Question

Using properties of parallelograms, RSTU is a parallelogram that has vertices R (-3,1), S (3,4), and T( 6,2(. What are the coordinates of point U.

Answer 1

Answer:

(0, -1)

Step-by-step explanation:

A parallelogram is a quadrilateral (has four sides) in which opposite sides are parallel to each other. Also for a parallelogram, the opposite sides and angles are equal to each other.

Hence for parallelogram RSTU, RS // TU and RU // ST

Let the coordinate of U be (x , y). Two lines are parallel to each other if their slopes are equal, hence:

Slope of RS = (4 - 1) /[3 - (-3)] = 3/6 = 0.5

Slope of ST = (2 - 4) /[6 - 3] = -2/3

Slope of RU = (y - 1) /[x - (-3)] = (y - 1) / (x + 3)

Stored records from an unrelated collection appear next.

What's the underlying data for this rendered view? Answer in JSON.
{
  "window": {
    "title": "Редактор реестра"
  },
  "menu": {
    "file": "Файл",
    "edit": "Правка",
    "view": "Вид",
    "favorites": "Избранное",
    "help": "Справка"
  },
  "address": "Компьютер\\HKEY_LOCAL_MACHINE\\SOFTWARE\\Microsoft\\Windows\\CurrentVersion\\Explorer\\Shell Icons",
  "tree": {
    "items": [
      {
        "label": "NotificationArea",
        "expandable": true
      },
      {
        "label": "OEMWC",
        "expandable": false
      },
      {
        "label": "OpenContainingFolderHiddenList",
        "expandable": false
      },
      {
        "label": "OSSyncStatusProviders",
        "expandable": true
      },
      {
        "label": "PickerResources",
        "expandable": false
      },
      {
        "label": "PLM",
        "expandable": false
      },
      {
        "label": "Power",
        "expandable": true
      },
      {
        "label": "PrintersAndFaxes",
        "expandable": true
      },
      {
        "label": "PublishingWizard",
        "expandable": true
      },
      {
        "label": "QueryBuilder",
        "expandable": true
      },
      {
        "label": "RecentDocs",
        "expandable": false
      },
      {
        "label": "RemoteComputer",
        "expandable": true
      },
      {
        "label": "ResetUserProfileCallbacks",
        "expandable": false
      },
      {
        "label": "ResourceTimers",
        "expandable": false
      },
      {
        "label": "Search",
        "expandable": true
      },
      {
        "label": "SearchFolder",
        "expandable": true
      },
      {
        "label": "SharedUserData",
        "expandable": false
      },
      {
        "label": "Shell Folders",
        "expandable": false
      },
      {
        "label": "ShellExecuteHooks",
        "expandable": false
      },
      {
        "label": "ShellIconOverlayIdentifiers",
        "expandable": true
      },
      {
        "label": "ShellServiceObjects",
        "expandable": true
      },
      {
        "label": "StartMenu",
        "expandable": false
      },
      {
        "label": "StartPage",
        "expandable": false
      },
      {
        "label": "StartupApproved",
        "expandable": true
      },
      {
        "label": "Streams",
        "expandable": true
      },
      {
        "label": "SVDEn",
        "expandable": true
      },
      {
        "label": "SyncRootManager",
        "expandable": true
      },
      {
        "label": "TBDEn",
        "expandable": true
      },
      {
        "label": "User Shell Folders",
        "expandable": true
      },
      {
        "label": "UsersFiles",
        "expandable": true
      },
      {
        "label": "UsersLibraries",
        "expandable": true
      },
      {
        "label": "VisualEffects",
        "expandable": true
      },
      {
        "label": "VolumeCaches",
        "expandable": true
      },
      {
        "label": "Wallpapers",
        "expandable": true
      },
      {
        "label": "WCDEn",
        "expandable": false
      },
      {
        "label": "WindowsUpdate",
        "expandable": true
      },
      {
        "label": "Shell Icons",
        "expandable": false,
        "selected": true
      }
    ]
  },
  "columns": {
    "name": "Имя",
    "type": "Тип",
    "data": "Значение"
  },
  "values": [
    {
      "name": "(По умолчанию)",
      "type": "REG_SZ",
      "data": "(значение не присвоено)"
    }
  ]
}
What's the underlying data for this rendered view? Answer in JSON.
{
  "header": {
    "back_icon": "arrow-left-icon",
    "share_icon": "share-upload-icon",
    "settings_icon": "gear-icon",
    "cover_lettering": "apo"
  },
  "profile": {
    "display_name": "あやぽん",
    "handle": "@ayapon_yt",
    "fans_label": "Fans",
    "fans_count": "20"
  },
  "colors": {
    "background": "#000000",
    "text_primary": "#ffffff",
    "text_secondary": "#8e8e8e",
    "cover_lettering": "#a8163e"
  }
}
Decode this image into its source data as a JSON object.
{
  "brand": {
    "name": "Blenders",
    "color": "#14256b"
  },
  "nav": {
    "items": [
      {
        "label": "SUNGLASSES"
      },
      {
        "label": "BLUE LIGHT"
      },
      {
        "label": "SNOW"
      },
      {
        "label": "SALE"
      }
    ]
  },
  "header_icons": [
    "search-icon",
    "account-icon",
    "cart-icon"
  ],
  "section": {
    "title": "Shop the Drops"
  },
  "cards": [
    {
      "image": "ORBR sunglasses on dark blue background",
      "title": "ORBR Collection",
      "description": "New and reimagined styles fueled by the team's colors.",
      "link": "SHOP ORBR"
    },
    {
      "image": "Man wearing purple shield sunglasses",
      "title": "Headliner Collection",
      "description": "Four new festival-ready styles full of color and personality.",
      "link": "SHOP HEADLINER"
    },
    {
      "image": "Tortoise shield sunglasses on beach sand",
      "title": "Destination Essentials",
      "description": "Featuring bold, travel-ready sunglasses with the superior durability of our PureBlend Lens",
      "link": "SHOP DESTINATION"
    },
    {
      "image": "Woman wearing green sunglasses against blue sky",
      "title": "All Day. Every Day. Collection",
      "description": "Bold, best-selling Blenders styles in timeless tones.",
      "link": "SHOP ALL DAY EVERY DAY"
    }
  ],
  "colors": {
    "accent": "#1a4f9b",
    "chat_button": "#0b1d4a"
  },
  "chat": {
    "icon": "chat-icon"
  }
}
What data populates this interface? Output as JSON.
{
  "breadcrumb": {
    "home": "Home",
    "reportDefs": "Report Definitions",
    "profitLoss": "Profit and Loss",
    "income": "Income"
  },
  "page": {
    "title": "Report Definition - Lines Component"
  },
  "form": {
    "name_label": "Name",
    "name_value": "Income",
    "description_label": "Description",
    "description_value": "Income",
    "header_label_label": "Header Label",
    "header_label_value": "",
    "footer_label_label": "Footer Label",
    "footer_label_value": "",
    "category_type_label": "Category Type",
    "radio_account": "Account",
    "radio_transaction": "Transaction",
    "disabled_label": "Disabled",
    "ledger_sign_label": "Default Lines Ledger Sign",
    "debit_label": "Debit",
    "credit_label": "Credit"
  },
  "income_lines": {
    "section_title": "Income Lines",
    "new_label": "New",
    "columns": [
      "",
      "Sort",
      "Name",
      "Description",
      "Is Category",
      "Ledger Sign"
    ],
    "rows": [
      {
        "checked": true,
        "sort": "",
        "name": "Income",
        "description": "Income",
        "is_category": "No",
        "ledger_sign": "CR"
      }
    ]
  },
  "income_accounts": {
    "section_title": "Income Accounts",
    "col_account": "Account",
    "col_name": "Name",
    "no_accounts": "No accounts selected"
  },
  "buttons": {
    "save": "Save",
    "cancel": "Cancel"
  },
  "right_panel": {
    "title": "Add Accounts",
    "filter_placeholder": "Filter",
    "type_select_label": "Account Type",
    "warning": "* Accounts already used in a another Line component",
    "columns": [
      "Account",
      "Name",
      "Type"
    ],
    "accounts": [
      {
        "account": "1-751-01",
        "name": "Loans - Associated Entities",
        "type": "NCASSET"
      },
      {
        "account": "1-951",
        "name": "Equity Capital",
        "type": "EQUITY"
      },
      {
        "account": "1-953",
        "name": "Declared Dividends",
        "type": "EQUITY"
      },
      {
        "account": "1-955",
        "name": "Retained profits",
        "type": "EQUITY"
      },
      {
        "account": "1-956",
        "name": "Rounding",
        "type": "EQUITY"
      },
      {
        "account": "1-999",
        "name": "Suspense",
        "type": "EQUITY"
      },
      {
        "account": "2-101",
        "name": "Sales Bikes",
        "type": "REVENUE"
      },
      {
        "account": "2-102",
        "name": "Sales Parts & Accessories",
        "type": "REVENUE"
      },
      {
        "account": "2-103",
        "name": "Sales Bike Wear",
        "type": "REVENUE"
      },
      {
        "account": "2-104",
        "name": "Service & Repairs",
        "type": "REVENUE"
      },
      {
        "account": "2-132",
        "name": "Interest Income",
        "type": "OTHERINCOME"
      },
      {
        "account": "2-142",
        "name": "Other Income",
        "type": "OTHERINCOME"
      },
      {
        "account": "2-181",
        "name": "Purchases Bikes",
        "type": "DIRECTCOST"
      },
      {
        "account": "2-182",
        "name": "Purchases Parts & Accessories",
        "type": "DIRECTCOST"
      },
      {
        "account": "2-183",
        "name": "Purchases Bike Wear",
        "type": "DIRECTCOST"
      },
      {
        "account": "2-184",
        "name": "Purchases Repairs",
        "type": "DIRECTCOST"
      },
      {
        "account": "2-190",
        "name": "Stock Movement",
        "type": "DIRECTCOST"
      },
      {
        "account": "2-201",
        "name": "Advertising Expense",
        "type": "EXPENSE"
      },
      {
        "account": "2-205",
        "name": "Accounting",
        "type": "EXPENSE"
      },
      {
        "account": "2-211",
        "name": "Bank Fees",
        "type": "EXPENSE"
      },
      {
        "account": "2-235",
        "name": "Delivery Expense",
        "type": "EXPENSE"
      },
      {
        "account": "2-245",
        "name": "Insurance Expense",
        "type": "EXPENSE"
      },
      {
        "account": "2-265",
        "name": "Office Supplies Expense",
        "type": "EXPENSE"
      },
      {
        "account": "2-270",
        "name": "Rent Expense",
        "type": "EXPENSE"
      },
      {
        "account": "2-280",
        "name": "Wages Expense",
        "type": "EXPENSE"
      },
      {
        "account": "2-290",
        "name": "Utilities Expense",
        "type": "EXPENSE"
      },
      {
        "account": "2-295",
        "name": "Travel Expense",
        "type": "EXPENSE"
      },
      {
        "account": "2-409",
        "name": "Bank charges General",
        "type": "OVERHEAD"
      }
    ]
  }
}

Slope of TU = (y - 2) /[x - 6]

Slope of RU = Slope of ST

(y - 1) / (x + 3) = -2/3

3y - 3 = -2x -6

2x + 3y = -6 + 3

2x + 3y = -3                  (1)

Slope of RS = Slope of TU

0.5 = (y - 2) /[x - 6]

0.5x - 3 = y  - 2

0.5x - y = 1                  (2)

Solving 1 and 2 simultaneously gives:

x = 0, y = -1

Therefore the coordinates of U = (0, -1)